Brokers, mind the gap: EU crypto regulation goes live in three years
In regard to surveillance, firms will need to cope with new identifiers and cross-market fungibility on a range of new venues and market models.
Financial institutions must prepare to offer trading and investment in a diverse range of crypto instruments sooner than expected, said Joe Schifano, Global Head of Regulatory Affairs at Eventus Systems.
Claiming crypto trading is going mainstream as several new digital securities exchanges and inter-bank transactions in digital assets become daily news, Mr. Schifano is also seeing regulators making moves, with new EU directives being imposed as soon as 2024.
Brokers and asset managers who don’t comply will face serious consequencies, with fines up to EUR 15 million or 15% of total annual turnover for cases of market abuse, for example, with senior managers facing bans and personal fines of up to EUR 5 million.
The EU’s Digital Finance Package will add digital financial instruments to MiFID II, the EU’s overarching securities regulation, and should go forward with the proposed new Market in Crypto Assets Directive (Directive (EU) 2019/1937), or MiCAD, which should go live by 2024.
This should finally put in place appropriate levels of consumer and investor protection and market integrity, financial stability and legal certainty.
The dual regulations, in the shape of MiFID II and MiCAD, will eventually cover a broad range of digital financial instruments, asset-referenced tokens, utility and e-money tokens.
MiCAD mirrors four broad themes of existing MAR regulation, the disclosure of inside information, the prohibition of insider dealing and market manipulation, price fixing and spoofing.
Recognizing that most issuers of crypto-assets and crypto-asset service providers are SMEs, the document makes no explicit mention of market soundings, or the mechanism of suspicious transaction and order reports in the proposed regulations.
In regard to surveillance, firms will need to cope with new identifiers and cross-market fungibility on a range of new venues and market models.
This makes initial setup a challenge for systems with rigid instrument and alert structures, especially those relying on historical data to drive alert optimisation.
The move towards T+0 settlement in digital assets makes real-time monitoring and fast dispute resolution more important than ever.

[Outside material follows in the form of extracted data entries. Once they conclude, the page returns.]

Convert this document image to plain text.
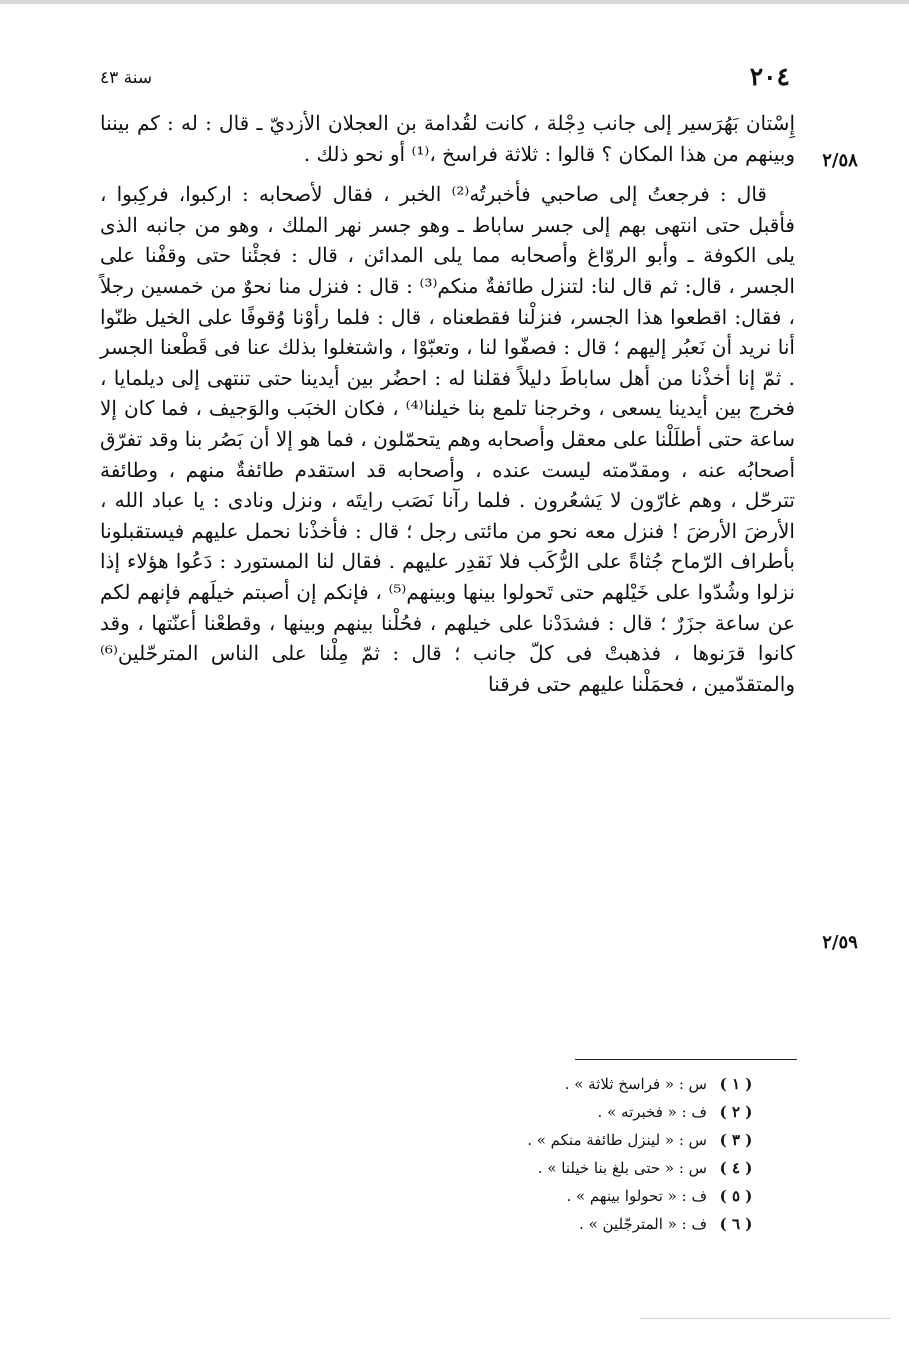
٢٠٤
سنة ٤٣
٢/٥٨
٢/٥٩

إِسْتان بَهُرَسير إلى جانب دِجْلة ، كانت لقُدامة بن العجلان الأزديّ ـ قال : له : كم بيننا وبينهم من هذا المكان ؟ قالوا : ثلاثة فراسخ ،⁽¹⁾ أو نحو ذلك .

قال : فرجعتُ إلى صاحبي فأخبرتُه⁽²⁾ الخبر ، فقال لأصحابه : اركبوا، فركِبوا ، فأقبل حتى انتهى بهم إلى جسر ساباط ـ وهو جسر نهر الملك ، وهو من جانبه الذى يلى الكوفة ـ وأبو الروّاغ وأصحابه مما يلى المدائن ، قال : فجئْنا حتى وقفْنا على الجسر ، قال: ثم قال لنا: لتنزل طائفةٌ منكم⁽³⁾ : قال : فنزل منا نحوٌ من خمسين رجلاً ، فقال: اقطعوا هذا الجسر، فنزلْنا فقطعناه ، قال : فلما رأوْنا وُقوفًا على الخيل ظنّوا أنا نريد أن نَعبُر إليهم ؛ قال : فصفّوا لنا ، وتعبّوْا ، واشتغلوا بذلك عنا فى قَطْعنا الجسر . ثمّ إنا أخذْنا من أهل ساباطَ دليلاً فقلنا له : احضُر بين أيدينا حتى تنتهى إلى ديلمايا ، فخرج بين أيدينا يسعى ، وخرجنا تلمع بنا خيلنا⁽⁴⁾ ، فكان الخبَب والوَجيف ، فما كان إلا ساعة حتى أطلَلْنا على معقل وأصحابه وهم يتحمّلون ، فما هو إلا أن بَصُر بنا وقد تفرّق أصحابُه عنه ، ومقدّمته ليست عنده ، وأصحابه قد استقدم طائفةٌ منهم ، وطائفة تترحّل ، وهم غارّون لا يَشعُرون . فلما رآنا نَصَب رايتَه ، ونزل ونادى : يا عباد الله ، الأرضَ الأرضَ ! فنزل معه نحو من مائتى رجل ؛ قال : فأخذْنا نحمل عليهم فيستقبلونا بأطراف الرّماح جُثاةً على الرُّكَب فلا نَقدِر عليهم . فقال لنا المستورد : دَعُوا هؤلاء إذا نزلوا وشُدّوا على خَيْلهم حتى تَحولوا بينها وبينهم⁽⁵⁾ ، فإنكم إن أصبتم خيلَهم فإنهم لكم عن ساعة جزَرٌ ؛ قال : فشدَدْنا على خيلهم ، فحُلْنا بينهم وبينها ، وقطعْنا أعنّتها ، وقد كانوا قرَنوها ، فذهبتْ فى كلّ جانب ؛ قال : ثمّ مِلْنا على الناس المترحّلين⁽⁶⁾ والمتقدّمين ، فحمَلْنا عليهم حتى فرقنا

( ١ )
س : « فراسخ ثلاثة » .
( ٢ )
ف : « فخبرته » .
( ٣ )
س : « لينزل طائفة منكم » .
( ٤ )
س : « حتى بلغ بنا خيلنا » .
( ٥ )
ف : « تحولوا بينهم » .
( ٦ )
ف : « المترجّلين » .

Firms lining up to offer blockchain and crypto solutions subject to the upcoming European Union’s regulatory framework should stay ahead of the game with advanced and compliant technology.
Prior to joining Eventus Systems as Global Head of Regulatory Affairs, Joe Schifano was Deputy General Counsel and Global Chief Compliance Officer (CCO) of Tower Research Capital in New York.
The 20-year industry veteran has played a number of senior regulatory roles, including at Intercontinental Exchange, Barclays Capital, and UBS Securities.